Maragos, making his second U.S. Senate run, has been on the campaign trail for nearly a year and is nothing if not persistent. He has outlasted former hedge fund manager Harry Wilson, who had weighed a Senate race after a strong run last year as the GOP candidate for state comptroller. He also survived Marc Cenedella, founder of a popular job-search website. Cenedella had promised to spend $15 million of his own on the Senate race, but withdrew following disclosures of comments he had made about women, sex and drugs on his blog.

But in the first poll since last month's GOP convention, Maragos is now running behind some late entries into the race. According to the latest Quinnipiac Poll, freshman Rep. Bob Turner of Rockaway Point leads with the support of 19 percent of respondents -- nearly three times Maragos' 7 percent. Conservative Party candidate Wendy Long, a Republican lawyer who has never held office, pulled 11 percent. The poll has Democratic Sen. Kirsten Gillibrand overwhelming any of the three by more than 30 points.

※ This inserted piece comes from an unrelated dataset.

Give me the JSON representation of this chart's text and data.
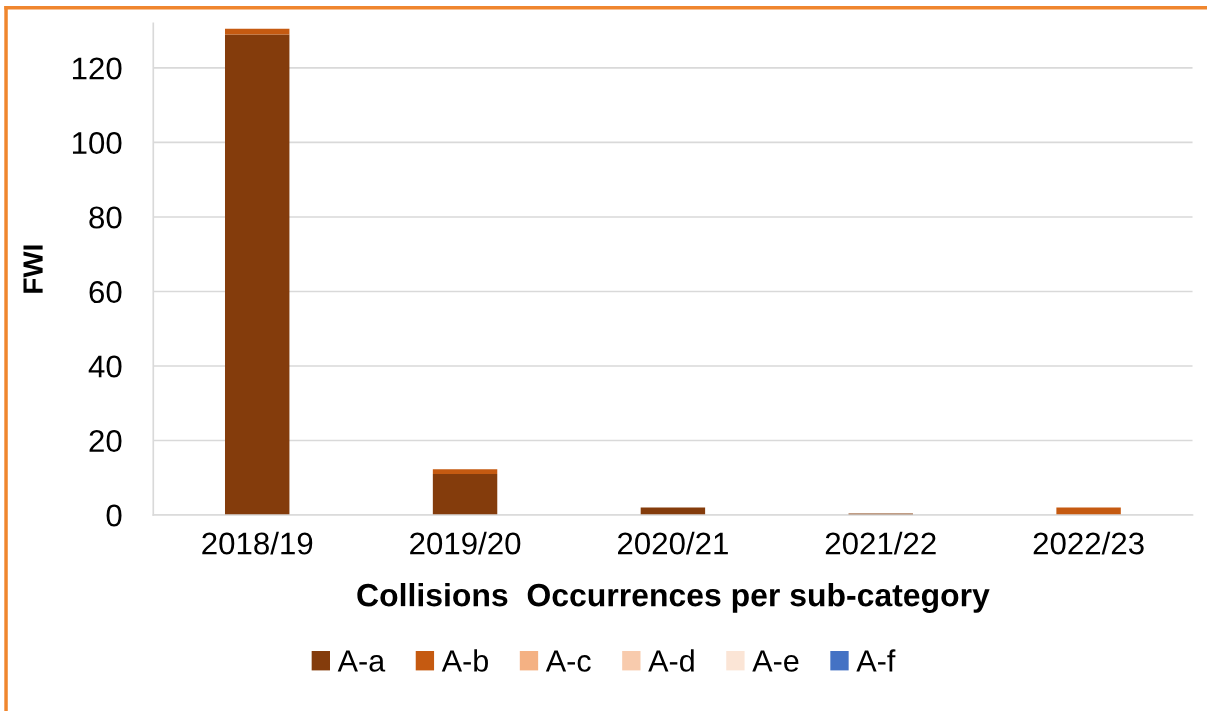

"What the poll shows is that we all have a lot of work to do," said Maragos. He attributed Turner's lead to his special election upset last fall for the seat formerly held by Democrat Anthony Weiner, and Long's edge that she is the lone woman in the contest. However, Maragos noted that "there's not that much in the way of separation" in the poll.

Maragos has criticized Long for using her role as former law clerk to U.S. Supreme Court Justice Clarence Thomas as a credential for office. Long did not respond to requests for comment. Maragos also lambasted Turner for what he termed the "meaningless political stunt" of offering a free tank of gas for anyone who guesses when Gillibrand will switch positions on the Keystone oil pipeline.

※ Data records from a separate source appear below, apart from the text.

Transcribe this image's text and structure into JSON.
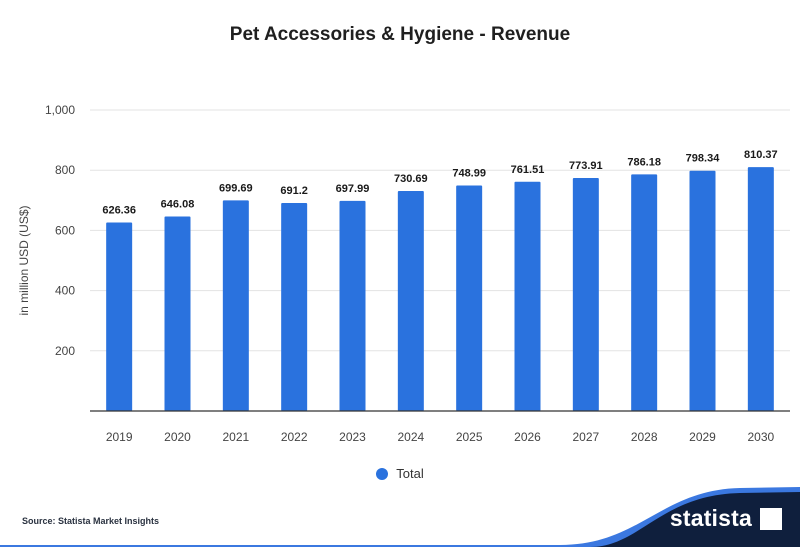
{
  "title": "Pet Accessories & Hygiene - Revenue",
  "legend_label": "Total",
  "source": "Source: Statista Market Insights",
  "brand": "statista",
  "colors": {
    "bar": "#2a72de",
    "grid": "#e3e3e3",
    "axis": "#333333",
    "footer_dark": "#0f1f3d",
    "footer_accent": "#3b78e0"
  },
  "chart_data": {
    "type": "bar",
    "title": "Pet Accessories & Hygiene - Revenue",
    "xlabel": "",
    "ylabel": "in million USD (US$)",
    "ylim": [
      0,
      1000
    ],
    "yticks": [
      200,
      400,
      600,
      800,
      1000
    ],
    "ytick_labels": [
      "200",
      "400",
      "600",
      "800",
      "1,000"
    ],
    "grid": true,
    "legend_placement": "bottom",
    "categories": [
      "2019",
      "2020",
      "2021",
      "2022",
      "2023",
      "2024",
      "2025",
      "2026",
      "2027",
      "2028",
      "2029",
      "2030"
    ],
    "series": [
      {
        "name": "Total",
        "values": [
          626.36,
          646.08,
          699.69,
          691.2,
          697.99,
          730.69,
          748.99,
          761.51,
          773.91,
          786.18,
          798.34,
          810.37
        ],
        "labels": [
          "626.36",
          "646.08",
          "699.69",
          "691.2",
          "697.99",
          "730.69",
          "748.99",
          "761.51",
          "773.91",
          "786.18",
          "798.34",
          "810.37"
        ]
      }
    ]
  }
}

Turner spokesman Jake Menges said Maragos' attacks will backfire. "If George Maragos wants to continue attacking his Republican colleagues he's not going to get too far," Menges said.

Maragos, 63, sees himself as a "compelling American story," a Greek immigrant who became a vice president at Chase and Citibank and started his own data company. He won an upset victory in the Nassau comptroller's race in 2009. "I think we have to wait for a couple of more polls and I think you'll see me leapfrog ahead," he said.

Maragos, who has vowed to spend up to $5 million of his own, said he started a radio ad on WOR in New York City last week and will go on WABC radio this week. That spot introduces Maragos as a "proven business leader" over 35 years who has "delivered balanced budgets without tax increases." Maragos declined to give details of campaign staff or fundraising, although campaign finance reports showed him with $1 million on hand at year's end. A new report is due to be filed by midnight.

Some express concern that Maragos is running a one-man effort insufficient for a statewide contest.

"I understand it's a threadbare campaign," said veteran Albany lobbyist Desmond Ryan. "It's very difficult to raise money when most people view the incumbent as a lock."

Yet Maragos said he has "a distinct advantage" over foes because of the support of the Nassau and Suffolk GOP Committees, bastions of GOP suburban power.

"At the end of the day, it's all about getting the vote out," Maragos said. "And this is a unique primary because the Senate and congressional races are standing all by themselves."